Zu haben sind die Drinks jedenfalls. Wie halten es also die Österreicher – Markenhersteller wie Red Bull, Banken, Versicherer oder die OMV, die mit ihrem Russland-Engagement in der Auslage stehen? Selbstverständlich halte man sich an die Sanktionen, wird allseits betont. Der Handel in den sanktionierten Bereichen sei massiv eingebrochen, sagt auch der Ökonom Harald Oberhofer von der Wirtschaftsuniversität Wien.

Bleiben und sich durchwursteln

Die meisten Unternehmen sind geblieben und wursteln sich durch. Alle kämpfen, zehn Prozent der Firmen haben geschlossen, vieles liegt auf Eis. 650 Niederlassungen österreichischer Unternehmen gibt es nach wie vor in Russland. Zu den wenigen Aussteigern gehören der Papierhersteller Mondi Group oder der Ziegelproduzent Wienerberger. Gehen oder bleiben – das ist für viele noch immer nicht abschließend geklärt. Red Bull lässt zunächst eine Anfrage unbeantwortet. Man habe "mit Anfang März 2022 alle Marketingaktivitäten und Neuinvestitionen in Russland eingestellt. Daran hat sich nichts geändert" hieß es einige Tage später.

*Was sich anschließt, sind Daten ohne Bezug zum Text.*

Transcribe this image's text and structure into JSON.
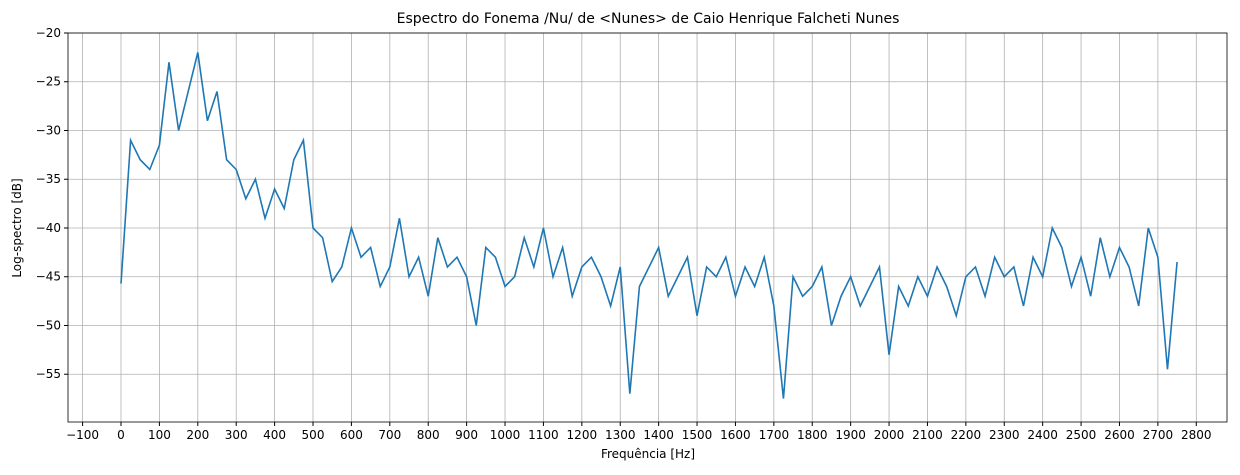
{
  "chart_data": {
    "type": "line",
    "title": "Espectro do Fonema /Nu/ de <Nunes> de Caio Henrique Falcheti Nunes",
    "xlabel": "Frequência [Hz]",
    "ylabel": "Log-spectro [dB]",
    "x": [
      0,
      25,
      50,
      75,
      100,
      125,
      150,
      175,
      200,
      225,
      250,
      275,
      300,
      325,
      350,
      375,
      400,
      425,
      450,
      475,
      500,
      525,
      550,
      575,
      600,
      625,
      650,
      675,
      700,
      725,
      750,
      775,
      800,
      825,
      850,
      875,
      900,
      925,
      950,
      975,
      1000,
      1025,
      1050,
      1075,
      1100,
      1125,
      1150,
      1175,
      1200,
      1225,
      1250,
      1275,
      1300,
      1325,
      1350,
      1375,
      1400,
      1425,
      1450,
      1475,
      1500,
      1525,
      1550,
      1575,
      1600,
      1625,
      1650,
      1675,
      1700,
      1725,
      1750,
      1775,
      1800,
      1825,
      1850,
      1875,
      1900,
      1925,
      1950,
      1975,
      2000,
      2025,
      2050,
      2075,
      2100,
      2125,
      2150,
      2175,
      2200,
      2225,
      2250,
      2275,
      2300,
      2325,
      2350,
      2375,
      2400,
      2425,
      2450,
      2475,
      2500,
      2525,
      2550,
      2575,
      2600,
      2625,
      2650,
      2675,
      2700,
      2725,
      2750
    ],
    "series": [
      {
        "name": "Log-spectro",
        "color": "#1f77b4",
        "values": [
          -45.7,
          -31,
          -33,
          -34,
          -31.5,
          -23,
          -30,
          -26,
          -22,
          -29,
          -26,
          -33,
          -34,
          -37,
          -35,
          -39,
          -36,
          -38,
          -33,
          -31,
          -40,
          -41,
          -45.5,
          -44,
          -40,
          -43,
          -42,
          -46,
          -44,
          -39,
          -45,
          -43,
          -47,
          -41,
          -44,
          -43,
          -45,
          -50,
          -42,
          -43,
          -46,
          -45,
          -41,
          -44,
          -40,
          -45,
          -42,
          -47,
          -44,
          -43,
          -45,
          -48,
          -44,
          -57,
          -46,
          -44,
          -42,
          -47,
          -45,
          -43,
          -49,
          -44,
          -45,
          -43,
          -47,
          -44,
          -46,
          -43,
          -48,
          -57.5,
          -45,
          -47,
          -46,
          -44,
          -50,
          -47,
          -45,
          -48,
          -46,
          -44,
          -53,
          -46,
          -48,
          -45,
          -47,
          -44,
          -46,
          -49,
          -45,
          -44,
          -47,
          -43,
          -45,
          -44,
          -48,
          -43,
          -45,
          -40,
          -42,
          -46,
          -43,
          -47,
          -41,
          -45,
          -42,
          -44,
          -48,
          -40,
          -43,
          -54.5,
          -43.5
        ]
      }
    ],
    "xlim": [
      -138,
      2880
    ],
    "ylim": [
      -59.9,
      -20
    ],
    "xticks": [
      {
        "value": -100,
        "label": "−100"
      },
      0,
      100,
      200,
      300,
      400,
      500,
      600,
      700,
      800,
      900,
      1000,
      1100,
      1200,
      1300,
      1400,
      1500,
      1600,
      1700,
      1800,
      1900,
      2000,
      2100,
      2200,
      2300,
      2400,
      2500,
      2600,
      2700,
      2800
    ],
    "yticks": [
      {
        "value": -55,
        "label": "−55"
      },
      {
        "value": -50,
        "label": "−50"
      },
      {
        "value": -45,
        "label": "−45"
      },
      {
        "value": -40,
        "label": "−40"
      },
      {
        "value": -35,
        "label": "−35"
      },
      {
        "value": -30,
        "label": "−30"
      },
      {
        "value": -25,
        "label": "−25"
      },
      {
        "value": -20,
        "label": "−20"
      }
    ],
    "grid": true
  }
}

Für die OMV ist das rohstoffreiche Land keine Kernregion mehr, es wird dort nicht mehr investiert. Bis auf die (unkündbaren) Gaslieferverträge will man alle Verbindungen kappen – auch das sibirische Gasfeld Juschno Russkoje, an dem OMV 24,99 Prozent hält. Bis dato habe man keine Möglichkeit gefunden, die Beteiligung zu verkaufen, heißt es auf Nachfrage.

Auch RBI prüft alle Optionen für ihr Russland-Geschäft. "Unsere Arbeit an der Bewertung der strategischen Optionen für die Zukunft der Raiffeisenbank Russland bis hin zu einem sorgfältig gesteuerten Ausstieg aus Russland setzen wir konsequent fort", heißt es offiziell. Entschlossener klingt der Versicherer Uniqa, der bei der Raiffeisen Life Versicherung (eine gemeinsame Tochter mit der russischen Tochter der RBI) einen kompletten Ausstieg aus Russland plant.

Von business as usual kann dennoch nicht die Rede sein. Die Sanktionen zeigen Wirkung: Die Exporte nach Russland sind zuletzt leicht auf 1,27 Milliarden Euro gesunken. "In einer Welt ohne Krieg und Sanktionen wären die russischen Exporte wohl relativ stark gestiegen", sagt Oberhofer. Die Sanktionen sind politisch abgestimmt, die Frage der Moral kann Unternehmen niemand abnehmen. (Jo Angerer aus Moskau, Regina Bruckner, 12.11.2022)

Anmerkung: Dieser Artikel wurde um eine Stellungnahme von Red Bull ergänzt.